İçinizden ‘’la havle’’ çekiyorsunuz ve karşılık vermeme kararı alıyorsunuz ama adamın aldırdığı yok. Siz de işe geç kalmamak için sabrınızı zorluyorsunuz.
-Beyefendi lütfen bana yardımcı olursanız sevinirim demek zorunda kalıyorsunuz.
-Sabah sabah bela mısın sen yav(!). Şurda iki dakka(!) dertleşelim dedik arkadaşla.
-Size zahmet olacak ama üç metre öne almanız benim için yeterli.
-Bekle. Alacağız dedik ya. Kendileri herkesten dürüst ya. Tövbe tövbe
-Estağfurullah size dürüst değilsiniz demek aklımın ucundan bile geçmez.
-Haydi haydi ben sizin gibileri bilmez miyim diyor ve arabasını beş metre kadar öne çekiyor.
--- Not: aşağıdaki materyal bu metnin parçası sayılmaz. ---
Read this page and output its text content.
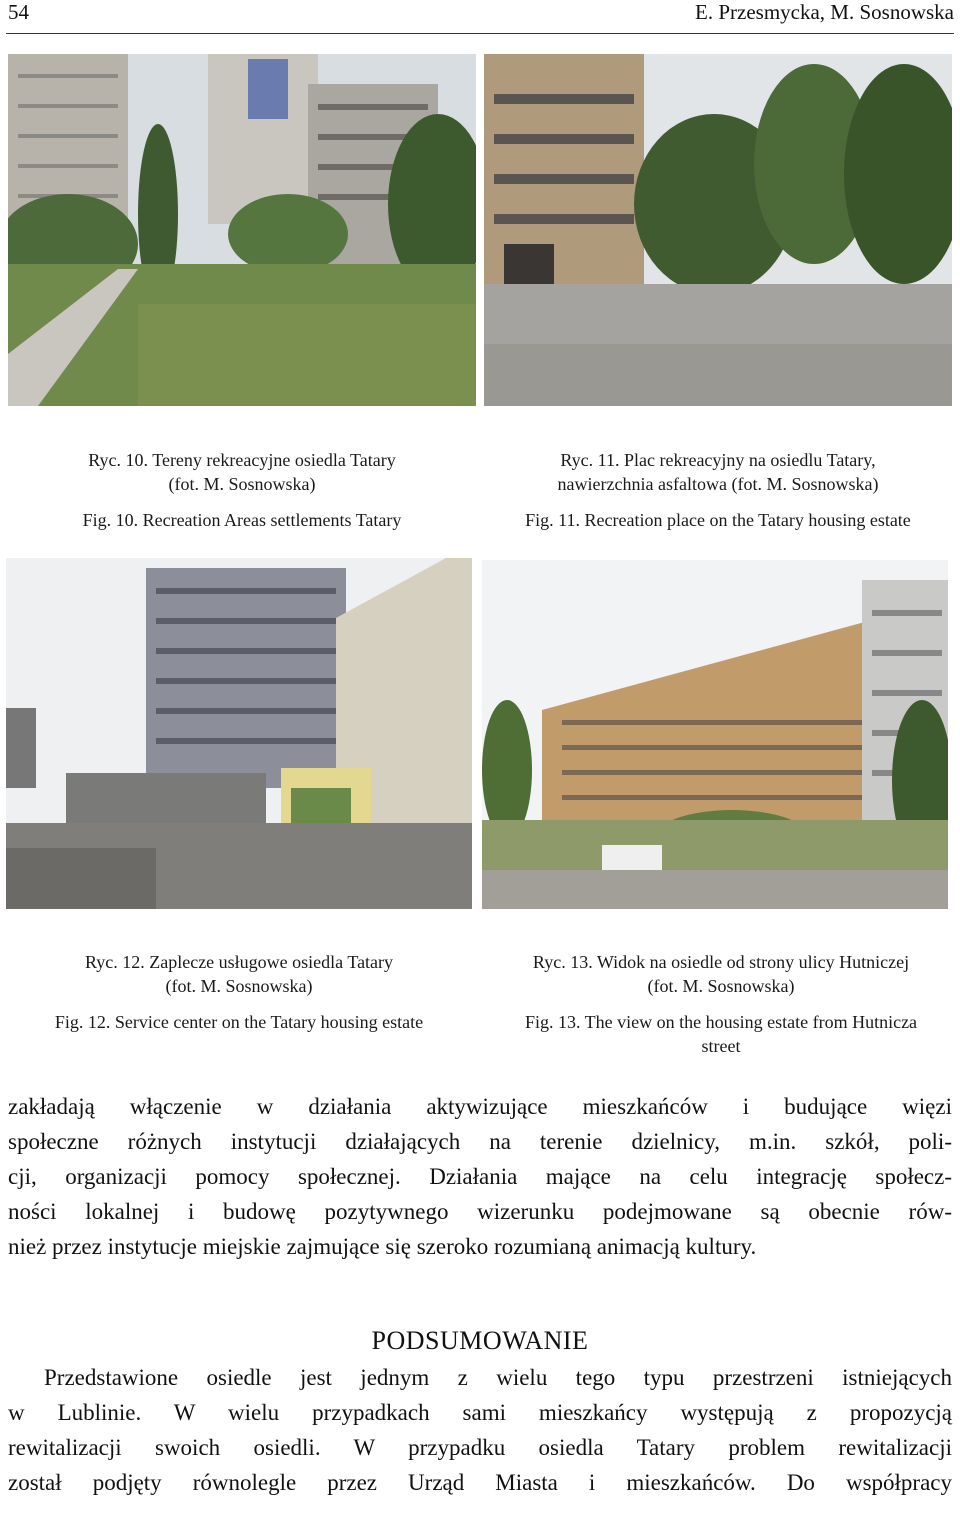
54	E. Przesmycka, M. Sosnowska
Ryc. 10. Tereny rekreacyjne osiedla Tatary
(fot. M. Sosnowska)
Fig. 10. Recreation Areas settlements Tatary
Ryc. 11. Plac rekreacyjny na osiedlu Tatary,
nawierzchnia asfaltowa (fot. M. Sosnowska)
Fig. 11. Recreation place on the Tatary housing estate
Ryc. 12. Zaplecze usługowe osiedla Tatary
(fot. M. Sosnowska)
Fig. 12. Service center on the Tatary housing estate
Ryc. 13. Widok na osiedle od strony ulicy Hutniczej
(fot. M. Sosnowska)
Fig. 13. The view on the housing estate from Hutnicza
street
zakładają włączenie w działania aktywizujące mieszkańców i budujące więzi
społeczne różnych instytucji działających na terenie dzielnicy, m.in. szkół, poli-
cji, organizacji pomocy społecznej. Działania mające na celu integrację społecz-
ności lokalnej i budowę pozytywnego wizerunku podejmowane są obecnie rów-
nież przez instytucje miejskie zajmujące się szeroko rozumianą animacją kultury.
PODSUMOWANIE
Przedstawione osiedle jest jednym z wielu tego typu przestrzeni istniejących
w Lublinie. W wielu przypadkach sami mieszkańcy występują z propozycją
rewitalizacji swoich osiedli. W przypadku osiedla Tatary problem rewitalizacji
został podjęty równolegle przez Urząd Miasta i mieszkańców. Do współpracy
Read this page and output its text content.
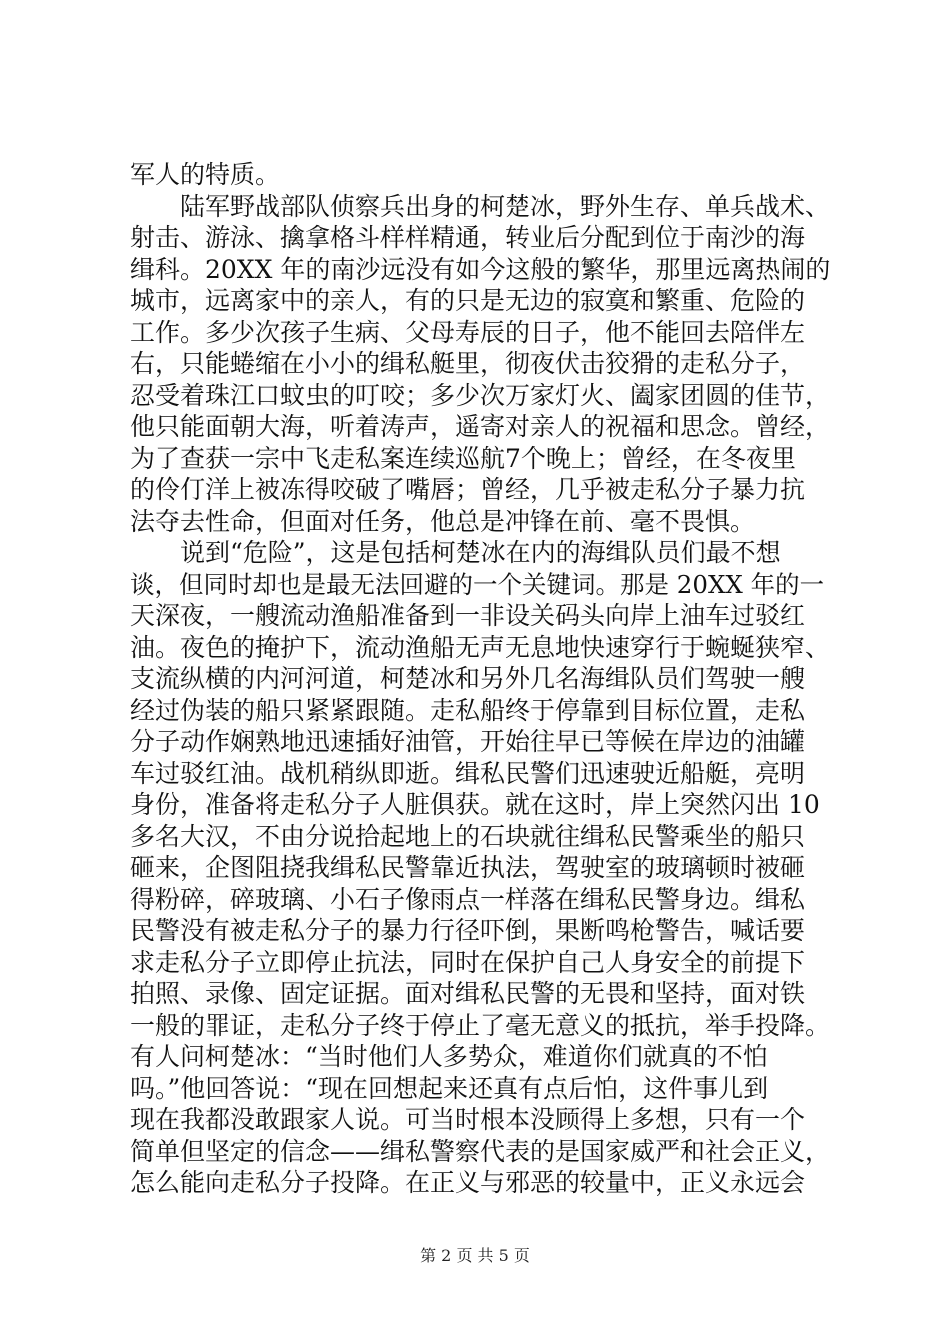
军人的特质。
　　陆军野战部队侦察兵出身的柯楚冰，野外生存、单兵战术、
射击、游泳、擒拿格斗样样精通，转业后分配到位于南沙的海
缉科。20XX 年的南沙远没有如今这般的繁华，那里远离热闹的
城市，远离家中的亲人，有的只是无边的寂寞和繁重、危险的
工作。多少次孩子生病、父母寿辰的日子，他不能回去陪伴左
右，只能蜷缩在小小的缉私艇里，彻夜伏击狡猾的走私分子，
忍受着珠江口蚊虫的叮咬；多少次万家灯火、阖家团圆的佳节，
他只能面朝大海，听着涛声，遥寄对亲人的祝福和思念。曾经，
为了查获一宗中飞走私案连续巡航7个晚上；曾经，在冬夜里
的伶仃洋上被冻得咬破了嘴唇；曾经，几乎被走私分子暴力抗
法夺去性命，但面对任务，他总是冲锋在前、毫不畏惧。
　　说到“危险”，这是包括柯楚冰在内的海缉队员们最不想
谈，但同时却也是最无法回避的一个关键词。那是 20XX 年的一
天深夜，一艘流动渔船准备到一非设关码头向岸上油车过驳红
油。夜色的掩护下，流动渔船无声无息地快速穿行于蜿蜒狭窄、
支流纵横的内河河道，柯楚冰和另外几名海缉队员们驾驶一艘
经过伪装的船只紧紧跟随。走私船终于停靠到目标位置，走私
分子动作娴熟地迅速插好油管，开始往早已等候在岸边的油罐
车过驳红油。战机稍纵即逝。缉私民警们迅速驶近船艇，亮明
身份，准备将走私分子人脏俱获。就在这时，岸上突然闪出 10
多名大汉，不由分说拾起地上的石块就往缉私民警乘坐的船只
砸来，企图阻挠我缉私民警靠近执法，驾驶室的玻璃顿时被砸
得粉碎，碎玻璃、小石子像雨点一样落在缉私民警身边。缉私
民警没有被走私分子的暴力行径吓倒，果断鸣枪警告，喊话要
求走私分子立即停止抗法，同时在保护自己人身安全的前提下
拍照、录像、固定证据。面对缉私民警的无畏和坚持，面对铁
一般的罪证，走私分子终于停止了毫无意义的抵抗，举手投降。
有人问柯楚冰：“当时他们人多势众，难道你们就真的不怕
吗。”他回答说：“现在回想起来还真有点后怕，这件事儿到
现在我都没敢跟家人说。可当时根本没顾得上多想，只有一个
简单但坚定的信念——缉私警察代表的是国家威严和社会正义，
怎么能向走私分子投降。在正义与邪恶的较量中，正义永远会
第 2 页 共 5 页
Bu diyalog sahiplerinin her ikisi de zihinde var olan bilgileri kullanıyor. İri yarı ve nobranlık yapanın kurduğu cümleler kültürel bir aliterasyon deyip geçemeyiz. Her kullandığımız kelimenin ruhumuzda bir anlamı ve karşılığı olduğuna göre, felaket içerse de kategorik bir bilgidir ve biz bu bilgiyi seçiyoruz. Peki bu bilgi bireye bir fayda sağlıyor mu? Böyle bilgiyi kullanmanın veya bilgiyi böyle kullanmanın kuvvet değil bir zafiyet olduğunu; karşı tarafın bilgi kullanımında gösterdiği kibarlık ve nezaket karşısında ki ezikliğinden anlıyoruz. Nasıl yani? Diyaloğun akışında ‘’ kendileri, herkesten dürüst ya’’ ironisi, onun, suçluluk duygusundan dolayı psikolojik ifadeyle, bir ‘’makulleştirme’’ denemesi yaptığı hakkında bize yeterince ip ucu veriyor.
Böyle bir deneme yapmamak bireye acı verir. Bu acı da onu vicdanen sıkıntıya sokar. Başka yolu yok mu? Var. Özür dileyerek de birey vicdanen rahatlayabilir ama bu da belirli bir ruhsal olgunluğu gerektirir.
Peygamberimizin (S.A.V.) ‘’Faydasız ilimden Allah’a sığınırım’’ duasından insanın kendisine zarar veren bilgiyi kast ettiğini anlıyorum ben. Kabadayılık yapan gibi.
Arabasıyla mahzur kalan kişinin verdiği karşılıkta kullandığı bilgi güçtür, kuvvettir benim zihin ve ahlak anlayışımda.
Felsefi bir örnekle konuyu kapatayım.(Hafızam beni yanıltmıyorsa) Alman filozof Schopenhauer’ın ‘’güneş ben gördüğüm için mi var, yoksa güneş var olduğu için mi ben görüyorum’’ şeklinde ki düşünce/bilgi (!) insanı hangi doğruya götürür Allah aşkına. Bir tarafta insanı Eşref-i Mahluk gören din, diğer tarafta ‘’insanları tanıyınca hayvanları daha çok sevmeye başladım’’ diyen Schopenhauer. Nasıl bir bilginin kuvvet olduğuna dair karar sizin. Selamlar.